1. Voilà la fontaine de Trevi, sûrement 500 personnes autour, la police est là pour surveiller (interdit de s'assesoir, de grimper les murs, d'entrer dans l'eau). Cette photo ne me choque pas pour ça, mais pour un point de détail; moi si je m'écoutais, j'irai à un seul endroit sur cette photo, c'est en bas des marches à droite, face à la fontaine, m'asseoir sur le banc, juste là où s'est assis Marcello Mastroiani dans la Dolce Vita; et bien pile à cet endroit sur la photo, il n'y a personne, comme quoi ces gens sont seulement là, car le guide leur a dit "allez là, c'est beau" 2. Encore une qui avait lu un guide, mais on dirait Emma Peal, mais oui c'est elle, décidément elle est partout 3. Piazza di Spagna avec quelques voisins
Le meilleur moment pour aller à Trevi est vers 7h du matin, vous trouverez quelques noctambules alcoolisés, mais pas plus, en espérant qu'ils n'aillent pas s'endormir sur cette banquette en bas à droite des marches. Le colosseo, même combat que Trevi, ce sont des files interminables qui l'entourent. Par contre, il y a un coin où on est peinards pour l'observer, c'est sur un petit banc en bas de la Via della domus aurea ; c'est un petit parc, à l'opposé de la voie des empereurs qui longe le forum. On se pose avec une glace prise pas loin chez Fassi (Via Principe Eugenio), je vous conseille le Fondente (chocolat noir) et la mangue. Attention, là aussi, selon l'heure de la journée, on fait 5' ou 1h de queue. Tout ça pour une glace...Mais une fois le cornet en main, on observe sur son banc les couples et les familles se prendre en selfie avec le Colosseo en fond de carte. C'est drôle.

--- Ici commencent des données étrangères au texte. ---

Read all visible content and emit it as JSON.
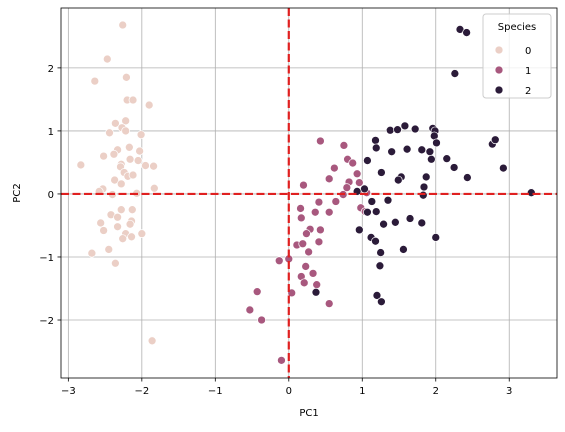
{
  "chart_data": {
    "type": "scatter",
    "title": "",
    "xlabel": "PC1",
    "ylabel": "PC2",
    "xlim": [
      -3.1,
      3.65
    ],
    "ylim": [
      -2.92,
      2.95
    ],
    "xticks": [
      -3,
      -2,
      -1,
      0,
      1,
      2,
      3
    ],
    "yticks": [
      -2,
      -1,
      0,
      1,
      2
    ],
    "grid": true,
    "reference_lines": [
      {
        "orientation": "vertical",
        "value": 0,
        "color": "#e02020",
        "style": "dashed"
      },
      {
        "orientation": "horizontal",
        "value": 0,
        "color": "#e02020",
        "style": "dashed"
      }
    ],
    "legend": {
      "title": "Species",
      "position": "top-right"
    },
    "series": [
      {
        "name": "0",
        "color": "#ebcfc6",
        "points": [
          [
            -2.26,
            2.68
          ],
          [
            -2.47,
            2.14
          ],
          [
            -2.64,
            1.79
          ],
          [
            -2.21,
            1.85
          ],
          [
            -2.2,
            1.49
          ],
          [
            -2.12,
            1.49
          ],
          [
            -1.9,
            1.41
          ],
          [
            -2.36,
            1.12
          ],
          [
            -2.22,
            1.16
          ],
          [
            -2.27,
            1.05
          ],
          [
            -2.22,
            1.0
          ],
          [
            -2.44,
            0.97
          ],
          [
            -2.01,
            0.94
          ],
          [
            -2.17,
            0.74
          ],
          [
            -2.33,
            0.7
          ],
          [
            -2.52,
            0.6
          ],
          [
            -2.38,
            0.63
          ],
          [
            -2.03,
            0.68
          ],
          [
            -2.28,
            0.47
          ],
          [
            -2.16,
            0.55
          ],
          [
            -2.05,
            0.53
          ],
          [
            -1.95,
            0.45
          ],
          [
            -1.84,
            0.44
          ],
          [
            -2.29,
            0.43
          ],
          [
            -2.83,
            0.46
          ],
          [
            -2.24,
            0.34
          ],
          [
            -2.19,
            0.28
          ],
          [
            -2.12,
            0.3
          ],
          [
            -2.37,
            0.22
          ],
          [
            -2.28,
            0.16
          ],
          [
            -1.83,
            0.09
          ],
          [
            -2.53,
            0.08
          ],
          [
            -2.58,
            0.04
          ],
          [
            -2.4,
            -0.01
          ],
          [
            -2.07,
            0.01
          ],
          [
            -2.28,
            -0.25
          ],
          [
            -2.13,
            -0.25
          ],
          [
            -2.42,
            -0.33
          ],
          [
            -2.33,
            -0.37
          ],
          [
            -2.14,
            -0.43
          ],
          [
            -2.56,
            -0.46
          ],
          [
            -2.16,
            -0.48
          ],
          [
            -2.33,
            -0.52
          ],
          [
            -2.22,
            -0.63
          ],
          [
            -2.0,
            -0.63
          ],
          [
            -2.14,
            -0.68
          ],
          [
            -2.52,
            -0.58
          ],
          [
            -2.26,
            -0.71
          ],
          [
            -2.45,
            -0.88
          ],
          [
            -2.68,
            -0.94
          ],
          [
            -2.36,
            -1.1
          ],
          [
            -1.86,
            -2.33
          ]
        ]
      },
      {
        "name": "1",
        "color": "#a8587e",
        "points": [
          [
            0.75,
            0.77
          ],
          [
            0.43,
            0.84
          ],
          [
            0.8,
            0.55
          ],
          [
            0.87,
            0.49
          ],
          [
            0.55,
            0.24
          ],
          [
            0.62,
            0.41
          ],
          [
            0.93,
            0.32
          ],
          [
            0.2,
            0.14
          ],
          [
            0.82,
            0.19
          ],
          [
            0.96,
            0.18
          ],
          [
            1.02,
            0.06
          ],
          [
            1.06,
            0.02
          ],
          [
            0.79,
            0.1
          ],
          [
            0.74,
            -0.01
          ],
          [
            0.64,
            -0.12
          ],
          [
            0.41,
            -0.13
          ],
          [
            0.16,
            -0.23
          ],
          [
            0.17,
            -0.38
          ],
          [
            0.36,
            -0.29
          ],
          [
            0.55,
            -0.29
          ],
          [
            0.98,
            -0.22
          ],
          [
            1.04,
            -0.28
          ],
          [
            0.29,
            -0.56
          ],
          [
            0.43,
            -0.57
          ],
          [
            0.24,
            -0.63
          ],
          [
            0.11,
            -0.81
          ],
          [
            0.19,
            -0.79
          ],
          [
            0.41,
            -0.76
          ],
          [
            0.27,
            -0.92
          ],
          [
            -0.13,
            -1.06
          ],
          [
            0.0,
            -1.03
          ],
          [
            0.23,
            -1.15
          ],
          [
            0.33,
            -1.26
          ],
          [
            0.17,
            -1.31
          ],
          [
            0.38,
            -1.44
          ],
          [
            0.21,
            -1.41
          ],
          [
            0.04,
            -1.57
          ],
          [
            0.55,
            -1.74
          ],
          [
            -0.43,
            -1.55
          ],
          [
            -0.53,
            -1.84
          ],
          [
            -0.37,
            -2.0
          ],
          [
            -0.1,
            -2.64
          ]
        ]
      },
      {
        "name": "2",
        "color": "#2b1b39",
        "points": [
          [
            2.33,
            2.61
          ],
          [
            2.42,
            2.56
          ],
          [
            2.26,
            1.91
          ],
          [
            1.38,
            1.01
          ],
          [
            1.48,
            1.02
          ],
          [
            1.58,
            1.08
          ],
          [
            1.72,
            1.03
          ],
          [
            1.96,
            1.04
          ],
          [
            1.99,
            1.0
          ],
          [
            1.98,
            0.92
          ],
          [
            2.01,
            0.81
          ],
          [
            1.61,
            0.71
          ],
          [
            1.81,
            0.7
          ],
          [
            1.92,
            0.67
          ],
          [
            1.4,
            0.67
          ],
          [
            1.18,
            0.85
          ],
          [
            1.19,
            0.73
          ],
          [
            1.94,
            0.55
          ],
          [
            2.15,
            0.56
          ],
          [
            1.07,
            0.53
          ],
          [
            1.26,
            0.34
          ],
          [
            2.25,
            0.42
          ],
          [
            2.43,
            0.26
          ],
          [
            1.87,
            0.27
          ],
          [
            1.53,
            0.27
          ],
          [
            1.49,
            0.22
          ],
          [
            2.77,
            0.79
          ],
          [
            2.81,
            0.86
          ],
          [
            2.92,
            0.41
          ],
          [
            1.03,
            0.08
          ],
          [
            0.93,
            0.04
          ],
          [
            3.3,
            0.02
          ],
          [
            1.13,
            -0.12
          ],
          [
            1.19,
            -0.28
          ],
          [
            1.35,
            -0.1
          ],
          [
            1.83,
            -0.02
          ],
          [
            1.84,
            0.11
          ],
          [
            1.29,
            -0.48
          ],
          [
            1.45,
            -0.45
          ],
          [
            1.65,
            -0.39
          ],
          [
            1.81,
            -0.46
          ],
          [
            1.07,
            -0.29
          ],
          [
            0.96,
            -0.57
          ],
          [
            1.12,
            -0.69
          ],
          [
            1.18,
            -0.75
          ],
          [
            1.56,
            -0.88
          ],
          [
            1.25,
            -0.93
          ],
          [
            2.0,
            -0.69
          ],
          [
            1.24,
            -1.14
          ],
          [
            0.37,
            -1.56
          ],
          [
            1.2,
            -1.61
          ],
          [
            1.26,
            -1.71
          ]
        ]
      }
    ]
  }
}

4. Côté face, le banc est juste là, avec ce couple d'allemands qui n'ont jamais voulu bouger pendant 30mn, mais j'espère que si vous y allez vous leur piquerez la place 5. Côté pile, la famille Simpson
San Lorenzo, c'est le quartier où il est bon d'habiter à Roma, à seulement 15' de la stazione Termini, à 10' de la station de métro, Vittorio Emmanuele. Pas ou très peu de touristes, à deux pas de l'université de la Sapienza, il est riche en étudiants, et donc en bruit. Ce quartier fourmille de bars et de restos pour tous les palais. Comme à Napoli, ici on trouve des abâts à foison, en plat principal, comme la Coratella ai carciofi, ou en assaisonnement comme les rigatoni alla pajata. La pajata est l'intestin grêle du veau. On est dans la Cucina povera (cuisine pauvre) du Lazio qui use des parties délaissées des animaux pour les incorporer à de la tomate pour faire une sauce exquise. Les rigatoni sont des pâtes qui se marient bien à ça, car elles incorporent la sauce dans leur cylindre. Quant à la Coratella, autre elément cardinal de la cucina povera, est un mélange de tripes, rognons, coeur, foie etc. C'est ce qu'on appelle le 5ème quart de l'animal, ce qui reste quand la moitié antérieure, et la moitié postérieure ont été vendues. Il reste "l'intérieur". Coratella vient de Corata, pas le village de Puglia, mais les entrailles des gros animaux (vache, cochon, mouton), alors que Coratella concerne celle des petits animaux (agneau, lapin, oie). Comme c'est la saison, la coratella de mars s'agrémente d'artichauts revenus dans la sauce. Un délice aux papilles. Un endroit pour la goûter est la trattoria dei colli emiliani (https://www.colliemiliani.com). Un lieu simple, des plats à 10€, un vin de la casa, et des nappes sur les tables. Je ne demande pas plus. Je ne suis pas tombé ici par hasard mais grâce à François-Régis Gaudry, le chroniqueur culinaire de France Inter. Merci à lui.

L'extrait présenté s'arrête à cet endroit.